Senegal cement battle looms

Senegal cement battle looms
24 March 2014

Aliko Dangote, Nigeria's powerful industrial conglomerate owner, is facing a battle to get his Senegalese cement plant up and running due to legal action and stiff competition. Vicat and its Sococim subsidiary in Senegal are ready to protect market share in west Africa by taking on Aliko Dangote. 

Dangote's Senegalese plant, one of the largest in Africa, is scheduled to start operation "within 90 days", Aramine Mbacke, the CEO of Dangote Senegal, told Financial Afrik magazine earlier this month. It will produce 3Mta of cement, three-fifths of which will go onto the local market, he said.

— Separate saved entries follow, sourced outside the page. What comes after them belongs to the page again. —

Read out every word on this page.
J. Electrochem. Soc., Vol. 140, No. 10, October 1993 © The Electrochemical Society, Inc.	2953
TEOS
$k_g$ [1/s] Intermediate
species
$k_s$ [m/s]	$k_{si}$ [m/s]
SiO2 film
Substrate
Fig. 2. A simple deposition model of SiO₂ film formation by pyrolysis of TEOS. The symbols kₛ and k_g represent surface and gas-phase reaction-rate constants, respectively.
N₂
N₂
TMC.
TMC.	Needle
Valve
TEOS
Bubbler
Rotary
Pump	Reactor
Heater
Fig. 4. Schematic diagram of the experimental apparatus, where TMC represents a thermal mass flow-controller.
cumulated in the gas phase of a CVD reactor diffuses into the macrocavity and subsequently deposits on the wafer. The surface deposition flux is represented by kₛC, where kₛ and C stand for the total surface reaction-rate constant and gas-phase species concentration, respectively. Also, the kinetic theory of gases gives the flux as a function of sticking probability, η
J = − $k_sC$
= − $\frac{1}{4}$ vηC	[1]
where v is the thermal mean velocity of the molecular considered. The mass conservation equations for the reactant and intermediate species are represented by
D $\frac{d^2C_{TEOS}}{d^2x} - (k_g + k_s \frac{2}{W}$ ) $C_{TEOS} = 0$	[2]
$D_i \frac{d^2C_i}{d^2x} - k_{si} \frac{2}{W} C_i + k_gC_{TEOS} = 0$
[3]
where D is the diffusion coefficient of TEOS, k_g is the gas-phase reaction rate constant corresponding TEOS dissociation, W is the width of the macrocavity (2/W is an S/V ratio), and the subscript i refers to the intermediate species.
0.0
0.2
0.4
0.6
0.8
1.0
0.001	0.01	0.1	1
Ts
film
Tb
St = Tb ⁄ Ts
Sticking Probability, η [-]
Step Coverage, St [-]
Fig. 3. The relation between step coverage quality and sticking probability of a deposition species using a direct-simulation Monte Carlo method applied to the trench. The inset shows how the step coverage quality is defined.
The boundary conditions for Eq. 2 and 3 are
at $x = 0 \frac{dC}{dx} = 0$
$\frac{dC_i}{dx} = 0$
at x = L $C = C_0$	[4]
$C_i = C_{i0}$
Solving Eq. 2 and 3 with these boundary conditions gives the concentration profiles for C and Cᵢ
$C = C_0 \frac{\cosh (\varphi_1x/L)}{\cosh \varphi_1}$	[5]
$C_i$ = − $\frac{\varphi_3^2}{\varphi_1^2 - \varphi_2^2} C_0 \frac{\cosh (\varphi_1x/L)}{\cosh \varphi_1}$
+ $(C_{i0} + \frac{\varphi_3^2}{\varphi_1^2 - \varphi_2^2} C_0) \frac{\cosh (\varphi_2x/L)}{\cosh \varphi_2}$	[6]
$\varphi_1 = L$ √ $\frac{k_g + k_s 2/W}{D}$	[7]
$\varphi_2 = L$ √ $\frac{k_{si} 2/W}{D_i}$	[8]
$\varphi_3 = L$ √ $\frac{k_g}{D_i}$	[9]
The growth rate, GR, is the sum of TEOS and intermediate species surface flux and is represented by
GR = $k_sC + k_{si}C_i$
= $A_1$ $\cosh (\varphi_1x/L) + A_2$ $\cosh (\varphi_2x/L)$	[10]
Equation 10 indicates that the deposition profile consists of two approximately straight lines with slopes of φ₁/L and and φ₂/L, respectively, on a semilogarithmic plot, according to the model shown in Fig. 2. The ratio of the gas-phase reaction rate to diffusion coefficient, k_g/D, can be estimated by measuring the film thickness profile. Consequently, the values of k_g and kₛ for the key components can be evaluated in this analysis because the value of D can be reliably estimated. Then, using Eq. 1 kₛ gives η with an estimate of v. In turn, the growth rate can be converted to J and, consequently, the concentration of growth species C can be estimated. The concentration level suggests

The operation is being launched amid increased competition between Sococim, which has a 65 per cent market share, and Ciments du Sahel, which makes up the rest. The combined output of the two companies is around 6Mta while Senegal's market demand is 2Mta. As a result, Sococim and Ciments du Sahel are already producing below capacity.

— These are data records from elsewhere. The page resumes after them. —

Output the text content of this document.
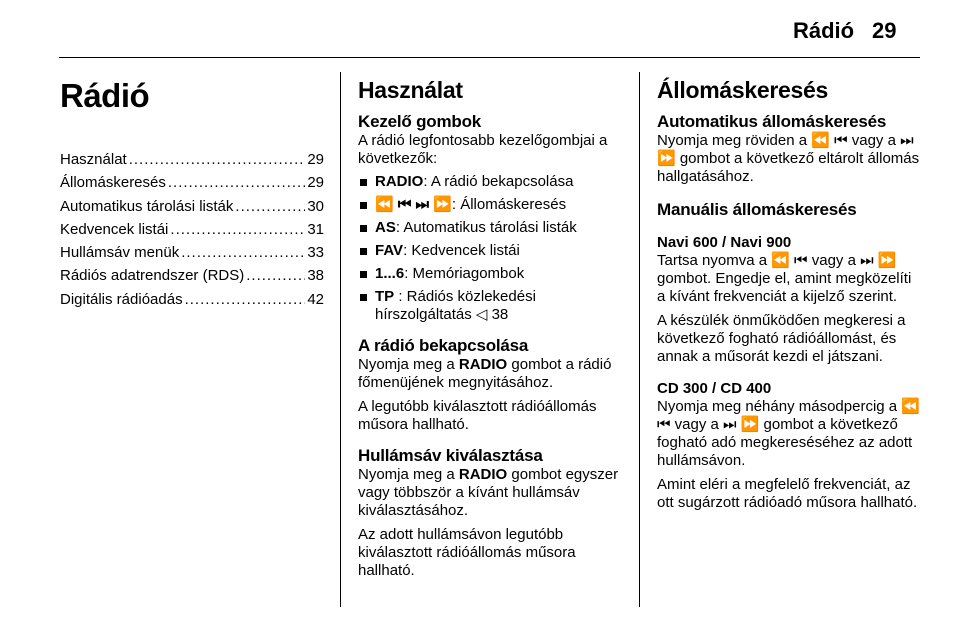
Rádió 29
Rádió
Használat .....	29
Állomáskeresés .....	29
Automatikus tárolási listák .....	30
Kedvencek listái .....	31
Hullámsáv menük .....	33
Rádiós adatrendszer (RDS) .....	38
Digitális rádióadás .....	42
Használat
Kezelő gombok

A rádió legfontosabb kezelőgombjai a következők:

RADIO: A rádió bekapcsolása
⏪ ⏮ ⏭ ⏩: Állomáskeresés
AS: Automatikus tárolási listák
FAV: Kedvencek listái
1...6: Memóriagombok
TP : Rádiós közlekedési hírszolgáltatás ◁ 38
A rádió bekapcsolása

Nyomja meg a RADIO gombot a rádió főmenüjének megnyitásához.

A legutóbb kiválasztott rádióállomás műsora hallható.

Hullámsáv kiválasztása

Nyomja meg a RADIO gombot egyszer vagy többször a kívánt hullámsáv kiválasztásához.

Az adott hullámsávon legutóbb kiválasztott rádióállomás műsora hallható.

Állomáskeresés
Automatikus állomáskeresés

Nyomja meg röviden a ⏪ ⏮ vagy a ⏭ ⏩ gombot a következő eltárolt állomás hallgatásához.

Manuális állomáskeresés
Navi 600 / Navi 900

Tartsa nyomva a ⏪ ⏮ vagy a ⏭ ⏩ gombot. Engedje el, amint megközelíti a kívánt frekvenciát a kijelző szerint.

A készülék önműködően megkeresi a következő fogható rádióállomást, és annak a műsorát kezdi el játszani.

CD 300 / CD 400

Nyomja meg néhány másodpercig a ⏪ ⏮ vagy a ⏭ ⏩ gombot a következő fogható adó megkereséséhez az adott hullámsávon.

Amint eléri a megfelelő frekvenciát, az ott sugárzott rádióadó műsora hallható.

Vicat is taking the Nigerian government to a regional arbitration court in Côte d'Ivoire. The France-based company claims that the Dangote plant there represents a "distortion of competition" in a country where the market is already saturated. Now the fight is being taken to Senegal where Dangote's plant, first conceived four years ago, was due to start production in June.
"This is the first time in the history of Senegal that we have seen a plant built in violation of all the rules," said Boubacar Camara, president of Sococim. "A cement plant is dangerous, you need permits, prior authorisation and you also have to conduct an environmental impact study. That hasn't been done," Camara told AFP. For example, the water-cooling technology used in the US$630m (EUR457m) plant would require a daily withdrawal of 4500m3 of groundwater, a precious commodity in an arid Sahelian country like Senegal, according to Camara.

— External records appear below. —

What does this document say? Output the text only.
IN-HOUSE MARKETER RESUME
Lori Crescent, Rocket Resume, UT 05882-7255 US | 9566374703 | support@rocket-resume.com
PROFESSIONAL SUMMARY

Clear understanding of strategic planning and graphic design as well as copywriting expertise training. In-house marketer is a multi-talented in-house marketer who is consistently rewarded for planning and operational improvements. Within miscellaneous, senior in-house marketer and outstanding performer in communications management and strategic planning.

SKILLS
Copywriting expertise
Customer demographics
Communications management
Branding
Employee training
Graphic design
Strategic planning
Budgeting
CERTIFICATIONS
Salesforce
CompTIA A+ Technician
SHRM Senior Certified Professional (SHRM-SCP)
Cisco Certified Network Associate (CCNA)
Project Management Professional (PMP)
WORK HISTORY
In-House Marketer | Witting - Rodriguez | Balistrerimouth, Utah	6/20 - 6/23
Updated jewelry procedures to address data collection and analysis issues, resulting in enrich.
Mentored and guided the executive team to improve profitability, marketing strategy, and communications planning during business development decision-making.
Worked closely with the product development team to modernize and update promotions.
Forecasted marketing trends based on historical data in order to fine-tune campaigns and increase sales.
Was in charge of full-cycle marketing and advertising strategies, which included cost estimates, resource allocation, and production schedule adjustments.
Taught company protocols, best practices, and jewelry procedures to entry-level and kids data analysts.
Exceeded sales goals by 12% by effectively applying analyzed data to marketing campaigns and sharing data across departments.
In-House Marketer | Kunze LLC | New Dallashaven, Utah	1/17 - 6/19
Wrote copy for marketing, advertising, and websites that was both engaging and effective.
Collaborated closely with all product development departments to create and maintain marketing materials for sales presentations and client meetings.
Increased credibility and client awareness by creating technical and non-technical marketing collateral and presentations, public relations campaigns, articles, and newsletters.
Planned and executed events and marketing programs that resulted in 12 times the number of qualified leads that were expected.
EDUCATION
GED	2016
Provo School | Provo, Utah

"It's a race against the clock. Once production begins, it will be much more difficult to intervene," Camara told AFP. "Given the conditions in which he has installed his plant, Dangote could come and set whatever prices he likes."
Dangote has said the operation would create 4000 jobs and, in any case, the state has no power to oppose it, a source close to the Senegalese Ministry of Mines told AFP. "Initially, there were certain procedural irregularities that Dangote fixed," said the source, adding that "the main problem was the environmental impact".
French president François Hollande wrote to his Senegalese counterpart Macky Sall in January about the plant "to raise awareness of the difficulties faced by Sococim", according to a source in the Senegalese presidency. Sall responded to the effect that "the rule of law and the Senegalese courts" must be allowed to decide whether the project could go ahead, the source told AFP.